ロシア以外に真空管の大規模な真空管製造会社は、スロバキアのJJと中国のShuguang(曙光電子)の2社がありますが、JJの本社があるスロバキアはウクライナと国境を接する隣国、また中国も今後のウクライナ侵攻にどう関わっていくかが注目されており、この2社で世界の真空管需要をまかなえるかは不透明な状況です。

各メーカーのアンプやペダルの製造に加え、ユーザーが保有している真空管アンプのメンテナンス面でも影響が出そうです。

【Update】3月17日 ロシアが真空管の輸出を解禁

エレクトロ・ハーモニックス社によると、真空管の新規注文の受付を再開し、4月から出荷を目指すと発表されました。

すべてのEHXチューブのお客様へ

ロシアのチューブの輸出制限は今のところ解決されています。新規注文の受付、入荷待ちの処理、4月の発送再開を目指しております。最も古い注文が優先されます。

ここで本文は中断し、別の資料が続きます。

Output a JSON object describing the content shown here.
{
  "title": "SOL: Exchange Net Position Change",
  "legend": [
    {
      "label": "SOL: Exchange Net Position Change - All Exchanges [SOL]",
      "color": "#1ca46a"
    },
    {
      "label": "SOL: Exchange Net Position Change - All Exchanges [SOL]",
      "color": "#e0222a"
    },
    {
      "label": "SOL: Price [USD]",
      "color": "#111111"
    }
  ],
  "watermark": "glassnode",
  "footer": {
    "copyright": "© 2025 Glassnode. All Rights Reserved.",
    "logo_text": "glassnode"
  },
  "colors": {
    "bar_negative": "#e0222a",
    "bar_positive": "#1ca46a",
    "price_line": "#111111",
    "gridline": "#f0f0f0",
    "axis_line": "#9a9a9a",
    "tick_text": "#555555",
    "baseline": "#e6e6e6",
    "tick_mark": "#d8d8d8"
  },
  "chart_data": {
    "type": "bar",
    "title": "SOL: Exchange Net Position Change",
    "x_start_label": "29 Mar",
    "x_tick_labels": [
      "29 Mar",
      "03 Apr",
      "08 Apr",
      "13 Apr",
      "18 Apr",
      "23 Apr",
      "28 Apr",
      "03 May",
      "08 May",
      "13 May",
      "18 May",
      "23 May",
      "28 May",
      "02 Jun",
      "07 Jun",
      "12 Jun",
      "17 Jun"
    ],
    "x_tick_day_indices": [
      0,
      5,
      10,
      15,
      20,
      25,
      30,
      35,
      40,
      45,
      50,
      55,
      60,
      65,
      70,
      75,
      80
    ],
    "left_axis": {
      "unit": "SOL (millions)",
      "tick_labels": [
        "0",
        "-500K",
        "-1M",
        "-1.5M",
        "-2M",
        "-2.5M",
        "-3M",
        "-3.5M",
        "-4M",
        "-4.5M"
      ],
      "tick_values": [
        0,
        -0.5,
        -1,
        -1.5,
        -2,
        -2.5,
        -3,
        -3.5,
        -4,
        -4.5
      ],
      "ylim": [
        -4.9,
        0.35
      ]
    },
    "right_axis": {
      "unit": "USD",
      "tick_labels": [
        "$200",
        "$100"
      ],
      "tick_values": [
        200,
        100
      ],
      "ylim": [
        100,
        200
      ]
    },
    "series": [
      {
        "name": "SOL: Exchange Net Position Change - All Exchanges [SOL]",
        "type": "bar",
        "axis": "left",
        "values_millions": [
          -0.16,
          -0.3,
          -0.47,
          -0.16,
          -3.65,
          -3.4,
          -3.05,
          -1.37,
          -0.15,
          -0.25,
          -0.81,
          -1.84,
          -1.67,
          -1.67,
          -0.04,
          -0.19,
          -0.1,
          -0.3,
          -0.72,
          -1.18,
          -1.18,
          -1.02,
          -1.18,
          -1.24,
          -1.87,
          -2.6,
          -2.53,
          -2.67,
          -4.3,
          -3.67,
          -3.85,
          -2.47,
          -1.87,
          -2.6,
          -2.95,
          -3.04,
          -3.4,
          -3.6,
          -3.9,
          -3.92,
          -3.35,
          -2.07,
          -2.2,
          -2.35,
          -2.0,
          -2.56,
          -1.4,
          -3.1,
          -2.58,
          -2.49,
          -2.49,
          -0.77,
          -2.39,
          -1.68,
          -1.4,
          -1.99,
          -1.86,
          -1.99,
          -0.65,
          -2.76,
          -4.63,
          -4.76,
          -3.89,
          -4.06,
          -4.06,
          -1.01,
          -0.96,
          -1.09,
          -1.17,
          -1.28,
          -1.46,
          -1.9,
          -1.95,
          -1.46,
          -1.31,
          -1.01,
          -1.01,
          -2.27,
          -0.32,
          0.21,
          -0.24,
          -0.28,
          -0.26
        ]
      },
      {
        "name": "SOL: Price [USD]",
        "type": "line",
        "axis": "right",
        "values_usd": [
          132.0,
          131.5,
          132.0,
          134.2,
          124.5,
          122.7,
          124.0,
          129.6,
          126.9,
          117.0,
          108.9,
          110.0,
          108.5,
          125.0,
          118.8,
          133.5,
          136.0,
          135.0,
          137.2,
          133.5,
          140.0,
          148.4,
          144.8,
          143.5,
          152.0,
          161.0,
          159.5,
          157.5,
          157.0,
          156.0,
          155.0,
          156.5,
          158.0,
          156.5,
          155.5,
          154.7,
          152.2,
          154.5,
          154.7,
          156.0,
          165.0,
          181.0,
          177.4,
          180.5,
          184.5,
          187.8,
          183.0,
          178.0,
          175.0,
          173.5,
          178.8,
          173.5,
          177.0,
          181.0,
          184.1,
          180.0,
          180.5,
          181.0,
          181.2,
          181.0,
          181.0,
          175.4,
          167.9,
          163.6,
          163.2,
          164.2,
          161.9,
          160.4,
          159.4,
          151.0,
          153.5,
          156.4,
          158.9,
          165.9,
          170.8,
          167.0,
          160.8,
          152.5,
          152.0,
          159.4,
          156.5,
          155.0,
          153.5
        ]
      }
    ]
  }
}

さまざまな経済的圧力を考慮して、卸売価格を引き上げる必要があります。この値上げは、すべてのバックオーダーと新規オーダーに適用されます。また、政府がロシア製品に対する関税の引き上げを実施すると、ニューヨーク本社から出荷されるチューブの価格がさらに上昇する可能性があります。これは、カナダが現在課している35%の税率と同様です。EU、英国、日本を含む他の地域もそれに続くと予想されます。

エレクトロ・ハーモニックス(日本語訳)

ただし「さまざまな経済的圧力を考慮して、卸売価格を引き上げる必要がある」と発表されており、真空管の卸価格が値上されると思われ、加えてロシアへの経済制裁としてロシア製品への関税を引き上げる国が相次いでおり、それらの国では関税分でさらなる価格の上昇が見込まれます。これにより様々なアンプの販売価格への影響も推測されます。

今まではロシア倉庫からエレクトロ・ハーモニックス社が本拠を置くニューヨーク倉庫を経由して各国に発送されていましたが、高額な関税の回避として、エレクトロ・ハーモニックス社は「合計3,000ドル以上(大量注文)の米国以外のすべてのお客様の場合、最寄りの国際空港に直接発送することを検討してください」と発表しています。米国の輸入関税の引き上げを回避するのがねらいです。

いったんはロシア製真空管の製造は継続されますが、当面は供給が不安定となり、価格の上昇も見込まれます。